Justin looked at me after John was gone. He let out a long breath.

“God, I love the Marine Corps,” he said in a drill instructor voice. I was bothered by it all, but I didn’t have any answers.

“Well, how’s Petty Officer Ponder’s case going?” Justin asked. “Did his CO ask him to come in and have a chat?” I chuckled slightly. Suddenly an idea came to me.

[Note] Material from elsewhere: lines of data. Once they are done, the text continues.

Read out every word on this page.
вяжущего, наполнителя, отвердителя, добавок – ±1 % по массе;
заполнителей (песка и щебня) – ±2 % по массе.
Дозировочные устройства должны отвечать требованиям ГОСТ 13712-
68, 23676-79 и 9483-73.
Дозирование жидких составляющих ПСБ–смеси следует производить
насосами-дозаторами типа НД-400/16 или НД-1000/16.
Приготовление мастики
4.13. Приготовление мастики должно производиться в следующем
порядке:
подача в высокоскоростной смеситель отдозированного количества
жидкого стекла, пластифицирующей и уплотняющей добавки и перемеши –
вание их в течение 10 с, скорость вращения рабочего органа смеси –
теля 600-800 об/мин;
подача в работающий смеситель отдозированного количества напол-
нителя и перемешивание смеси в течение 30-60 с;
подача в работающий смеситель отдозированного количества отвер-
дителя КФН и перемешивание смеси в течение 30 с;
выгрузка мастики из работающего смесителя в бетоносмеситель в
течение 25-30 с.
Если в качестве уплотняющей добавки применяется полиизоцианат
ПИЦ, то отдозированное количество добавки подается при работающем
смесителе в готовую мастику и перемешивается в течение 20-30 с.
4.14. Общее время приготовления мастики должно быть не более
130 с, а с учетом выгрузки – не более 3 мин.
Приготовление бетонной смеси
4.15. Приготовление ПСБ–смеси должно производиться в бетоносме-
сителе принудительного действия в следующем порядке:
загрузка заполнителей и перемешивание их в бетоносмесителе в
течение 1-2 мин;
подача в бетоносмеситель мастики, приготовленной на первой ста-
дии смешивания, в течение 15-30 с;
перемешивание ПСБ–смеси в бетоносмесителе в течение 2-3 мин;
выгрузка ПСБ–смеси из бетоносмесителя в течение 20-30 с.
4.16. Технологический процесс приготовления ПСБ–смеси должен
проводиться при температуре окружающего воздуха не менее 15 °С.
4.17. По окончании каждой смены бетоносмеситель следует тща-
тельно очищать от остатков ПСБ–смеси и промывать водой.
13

“Hey, you know what. I’ve got a bunch of anthrax info from Sonnie Bates’s attorney that I’m supposed to look through. Why don’t you have one of your guys submit an Individual Military Counsel request for me? Then, we can put our heads together on one case and use what we do there on the other two cases individually?” Justin nodded.

“Sure. Is any of the information helpful?”

“Yeah, it looks pretty good, but I’m not going to get my hopes up yet. I have to figure out what an ‘investigational drug’ is and research this statute, but it worked for Sonnie Bates, so… maybe it’ll work for our guys.”

“Sure it will,” Justin deadpanned. This time I couldn’t tell if he was being sarcastic or earnest.